Crescimento do Uso das Canetas Emagrecedoras
O uso de canetas emagrecedoras no Brasil teve um aumento expressivo de 88% em 2025, de acordo com dados do Conselho Federal de Farmácia (CFF). Esse crescimento acendeu um alerta entre especialistas, que apontam possíveis efeitos colaterais associados, especialmente na saúde bucal. O fenômeno popularmente conhecido como “bafo de Ozempic” descreve episódios de mau hálito que têm sido relatados por usuários desses medicamentos.
A semaglutida, substância ativa em medicamentos como o Ozempic, foi inicialmente desenvolvida para o tratamento de diabetes tipo 2, mas se tornou amplamente utilizada como alternativa para emagrecimento. Já são conhecidos os efeitos colaterais como náuseas, vômitos e refluxo, mas agora surgem também queixas relacionadas a alterações no hálito. O Conselho Federal de Odontologia (CFO) já emitiu orientações sobre este tema.
Aumento das Queixas nos Consultórios
O dentista Leonardo Acioli, CEO da rede SorriaMed, relata que as queixas sobre mau hálito durante o uso dessas medicações têm se tornado cada vez mais comuns em consultórios dentários. “Nos últimos meses, temos recebido cada vez mais pacientes relatando alterações no hálito durante o uso dessas medicações. É crucial que os profissionais estejam preparados para orientar esses casos”, pontua Acioli.
Embora o mau hálito não seja um efeito colateral direto dos medicamentos, especialistas afirmam que ele pode ser resultado de alterações no organismo provocadas pelo tratamento. A médica gastroenterologista Daniele Carvalhal de Almeida Beltrão, membro da Federação Brasileira de Gastroenterologia, explica que a questão é multifatorial. “Não é um efeito primário da droga, mas uma consequência indireta bastante plausível na prática clínica”, acrescenta.

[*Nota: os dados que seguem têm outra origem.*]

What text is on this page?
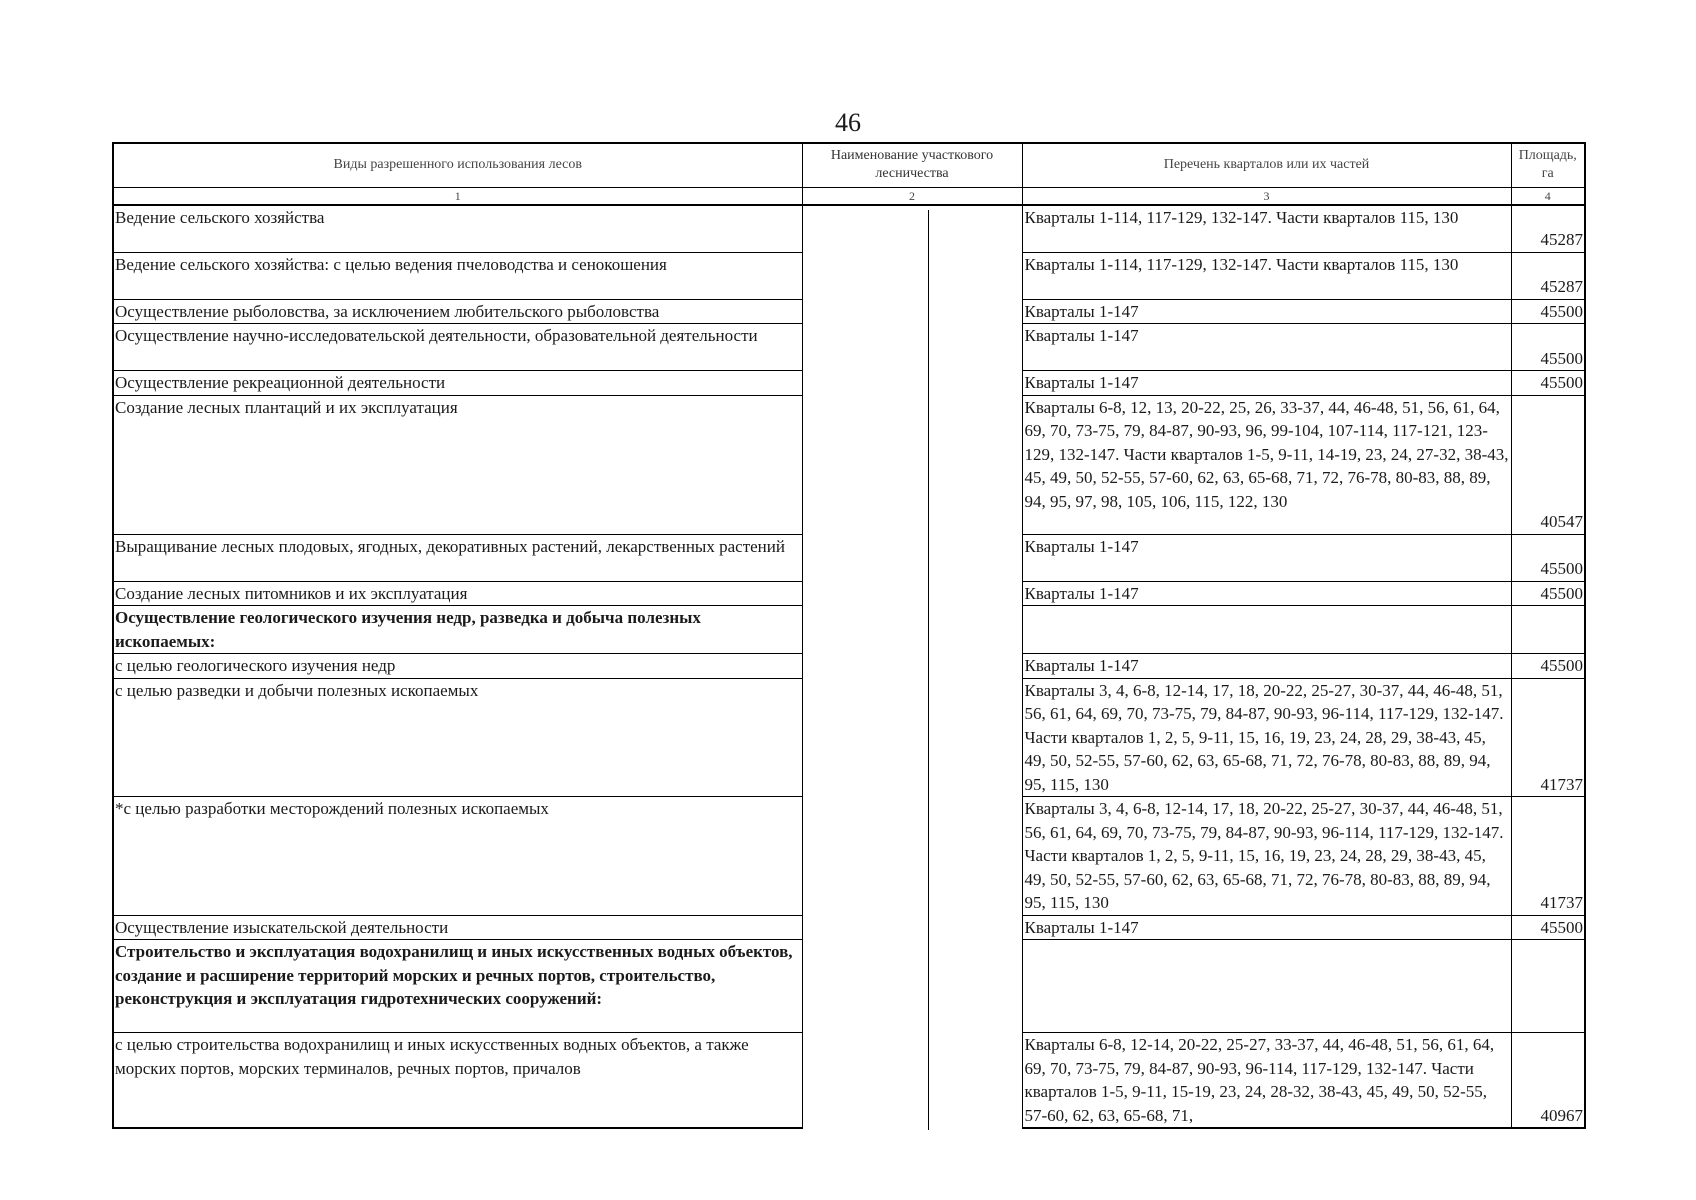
46
Виды разрешенного использования лесов	Наименование участкового лесничества	Перечень кварталов или их частей	Площадь, га
1	2	3	4
Ведение сельского хозяйства		Кварталы 1-114, 117-129, 132-147. Части кварталов 115, 130	45287
Ведение сельского хозяйства: с целью ведения пчеловодства и сенокошения		Кварталы 1-114, 117-129, 132-147. Части кварталов 115, 130	45287
Осуществление рыболовства, за исключением любительского рыболовства		Кварталы 1-147	45500
Осуществление научно-исследовательской деятельности, образовательной деятельности		Кварталы 1-147	45500
Осуществление рекреационной деятельности		Кварталы 1-147	45500
Создание лесных плантаций и их эксплуатация		Кварталы 6-8, 12, 13, 20-22, 25, 26, 33-37, 44, 46-48, 51, 56, 61, 64, 69, 70, 73-75, 79, 84-87, 90-93, 96, 99-104, 107-114, 117-121, 123-129, 132-147. Части кварталов 1-5, 9-11, 14-19, 23, 24, 27-32, 38-43, 45, 49, 50, 52-55, 57-60, 62, 63, 65-68, 71, 72, 76-78, 80-83, 88, 89, 94, 95, 97, 98, 105, 106, 115, 122, 130	40547
Выращивание лесных плодовых, ягодных, декоративных растений, лекарственных растений		Кварталы 1-147	45500
Создание лесных питомников и их эксплуатация		Кварталы 1-147	45500
Осуществление геологического изучения недр, разведка и добыча полезных ископаемых:			
с целью геологического изучения недр		Кварталы 1-147	45500
с целью разведки и добычи полезных ископаемых		Кварталы 3, 4, 6-8, 12-14, 17, 18, 20-22, 25-27, 30-37, 44, 46-48, 51, 56, 61, 64, 69, 70, 73-75, 79, 84-87, 90-93, 96-114, 117-129, 132-147. Части кварталов 1, 2, 5, 9-11, 15, 16, 19, 23, 24, 28, 29, 38-43, 45, 49, 50, 52-55, 57-60, 62, 63, 65-68, 71, 72, 76-78, 80-83, 88, 89, 94, 95, 115, 130	41737
*с целью разработки месторождений полезных ископаемых		Кварталы 3, 4, 6-8, 12-14, 17, 18, 20-22, 25-27, 30-37, 44, 46-48, 51, 56, 61, 64, 69, 70, 73-75, 79, 84-87, 90-93, 96-114, 117-129, 132-147. Части кварталов 1, 2, 5, 9-11, 15, 16, 19, 23, 24, 28, 29, 38-43, 45, 49, 50, 52-55, 57-60, 62, 63, 65-68, 71, 72, 76-78, 80-83, 88, 89, 94, 95, 115, 130	41737
Осуществление изыскательской деятельности		Кварталы 1-147	45500
Строительство и эксплуатация водохранилищ и иных искусственных водных объектов, создание и расширение территорий морских и речных портов, строительство, реконструкция и эксплуатация гидротехнических сооружений:			
с целью строительства водохранилищ и иных искусственных водных объектов, а также морских портов, морских терминалов, речных портов, причалов		Кварталы 6-8, 12-14, 20-22, 25-27, 33-37, 44, 46-48, 51, 56, 61, 64, 69, 70, 73-75, 79, 84-87, 90-93, 96-114, 117-129, 132-147. Части кварталов 1-5, 9-11, 15-19, 23, 24, 28-32, 38-43, 45, 49, 50, 52-55, 57-60, 62, 63, 65-68, 71,	40967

Mecanismos que Contribuem para o Mau Hálito
Um dos principais fatores que contribuem para o mau hálito é o retardo do esvaziamento gástrico, um efeito esperado das canetas emagrecedoras. A permanência prolongada dos alimentos no estômago aumenta a fermentação, resultando na produção de gases e compostos voláteis que afetam o hálito. “Com o trânsito intestinal mais lento, há uma maior fermentação dos alimentos, o que gera gases que são percebidos no hálito”, explica Acioli.

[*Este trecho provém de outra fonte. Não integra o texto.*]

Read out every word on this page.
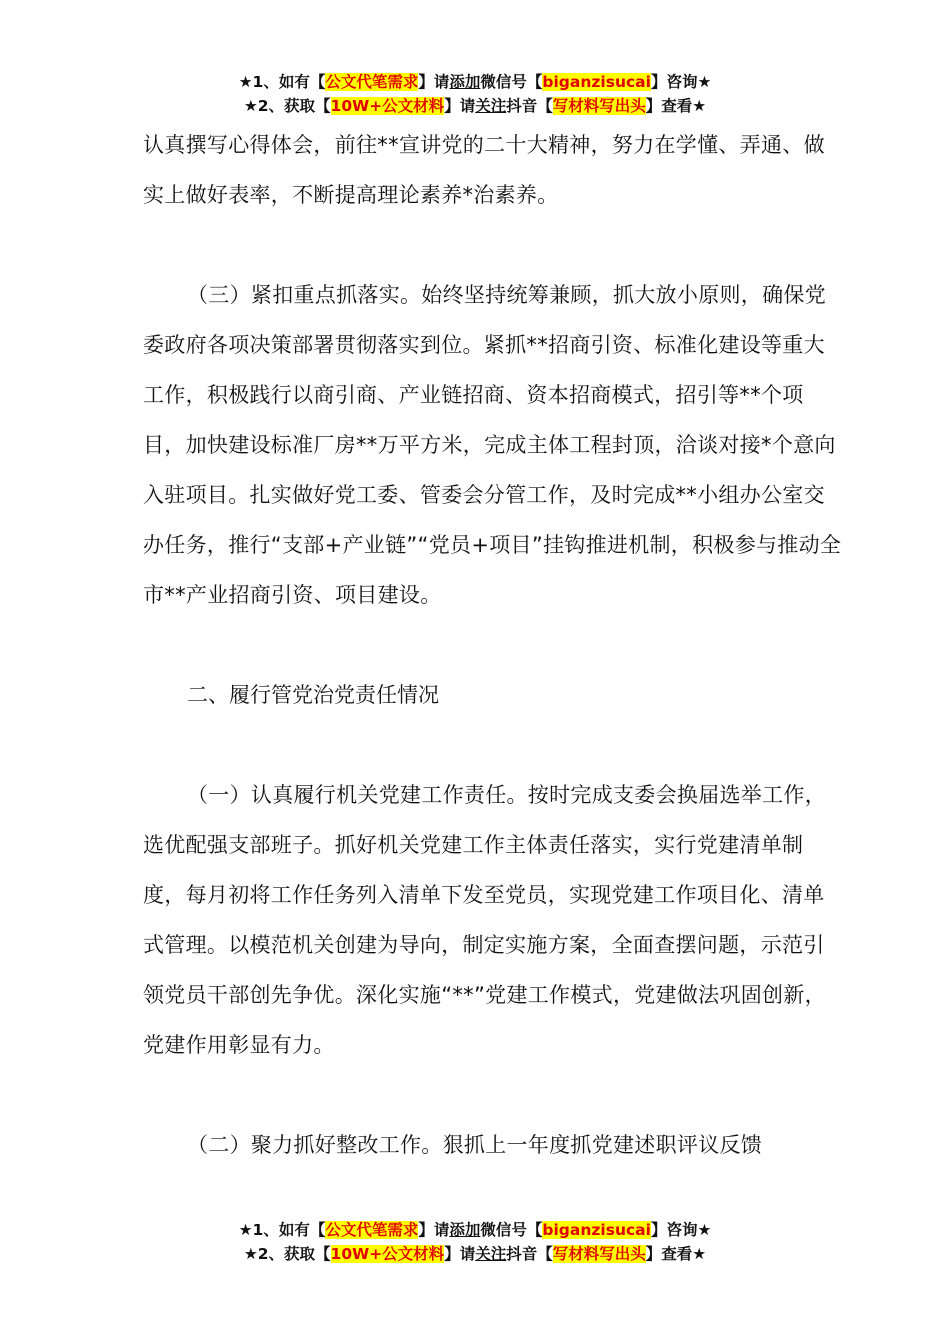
★1、如有【公文代笔需求】请添加微信号【biganzisucai】咨询★
★2、获取【10W+公文材料】请关注抖音【写材料写出头】查看★

认真撰写心得体会，前往**宣讲党的二十大精神，努力在学懂、弄通、做实上做好表率，不断提高理论素养*治素养。

（三）紧扣重点抓落实。始终坚持统筹兼顾，抓大放小原则，确保党委政府各项决策部署贯彻落实到位。紧抓**招商引资、标准化建设等重大工作，积极践行以商引商、产业链招商、资本招商模式，招引等**个项目，加快建设标准厂房**万平方米，完成主体工程封顶，洽谈对接*个意向入驻项目。扎实做好党工委、管委会分管工作，及时完成**小组办公室交办任务，推行“支部+产业链”“党员+项目”挂钩推进机制，积极参与推动全市**产业招商引资、项目建设。

二、履行管党治党责任情况

（一）认真履行机关党建工作责任。按时完成支委会换届选举工作，选优配强支部班子。抓好机关党建工作主体责任落实，实行党建清单制度，每月初将工作任务列入清单下发至党员，实现党建工作项目化、清单式管理。以模范机关创建为导向，制定实施方案，全面查摆问题，示范引领党员干部创先争优。深化实施“**”党建工作模式，党建做法巩固创新，党建作用彰显有力。

（二）聚力抓好整改工作。狠抓上一年度抓党建述职评议反馈

★1、如有【公文代笔需求】请添加微信号【biganzisucai】咨询★
★2、获取【10W+公文材料】请关注抖音【写材料写出头】查看★
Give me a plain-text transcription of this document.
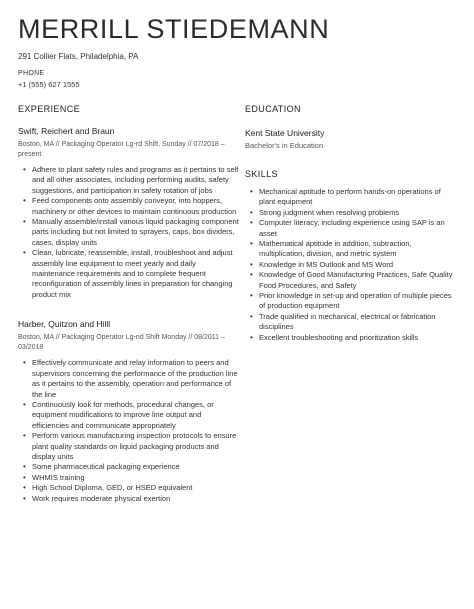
MERRILL STIEDEMANN
291 Collier Flats, Philadelphia, PA
PHONE
+1 (555) 627 1555
EXPERIENCE
Swift, Reichert and Braun
Boston, MA // Packaging Operator Lg-rd Shift, Sunday // 07/2018 – present
• Adhere to plant safety rules and programs as it pertains to self and all other associates, including performing audits, safety suggestions, and participation in safety rotation of jobs
• Feed components onto assembly conveyor, into hoppers, machinery or other devices to maintain continuous production
• Manually assemble/install various liquid packaging component parts including but not limited to sprayers, caps, box dividers, cases, display units
• Clean, lubricate, reassemble, install, troubleshoot and adjust assembly line equipment to meet yearly and daily maintenance requirements and to complete frequent reconfiguration of assembly lines in preparation for changing product mix
Harber, Quitzon and Hilll
Boston, MA // Packaging Operator Lg-nd Shift Monday // 08/2011 – 03/2018
• Effectively communicate and relay information to peers and supervisors concerning the performance of the production line as it pertains to the assembly, operation and performance of the line
• Continuously look for methods, procedural changes, or equipment modifications to improve line output and efficiencies and communicate appropriately
• Perform various manufacturing inspection protocols to ensure plant quality standards on liquid packaging products and display units
• Some pharmaceutical packaging experience
• WHMIS training
• High School Diploma, GED, or HSED equivalent
• Work requires moderate physical exertion
EDUCATION
Kent State University
Bachelor's in Education
SKILLS
• Mechanical aptitude to perform hands-on operations of plant equipment
• Strong judgment when resolving problems
• Computer literacy, including experience using SAP is an asset
• Mathematical aptitude in addition, subtraction, multiplication, division, and metric system
• Knowledge in MS Outlook and MS Word
• Knowledge of Good Manufacturing Practices, Safe Quality Food Procedures, and Safety
• Prior knowledge in set-up and operation of multiple pieces of production equipment
• Trade qualified in mechanical, electrical or fabrication disciplines
• Excellent troubleshooting and prioritization skills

Outro ponto importante mencionado pelos especialistas é a xerostomia, uma condição que provoca a redução na produção de saliva. A saliva é essencial para manter a cavidade oral limpa e controlar as bactérias. A diminuição desse mecanismo pode levar ao acúmulo de biofilme bacteriano, o que favorece o mau odor.
A médica Claudia Utsch Braga, professora de gastroenterologia e membro titular da Sociedade Brasileira de Endoscopia Digestiva, complementa que condições como estase gástrica, refluxo e cetose — frequentemente observadas em dietas restritivas ou em processos de perda de peso rápida — também podem agravar o quadro. “A fermentação dos alimentos produz gases sulfurosos que são responsáveis pelo mau hálito. Além disso, jejum prolongado pode induzir cetose, gerando um odor característico”, afirma.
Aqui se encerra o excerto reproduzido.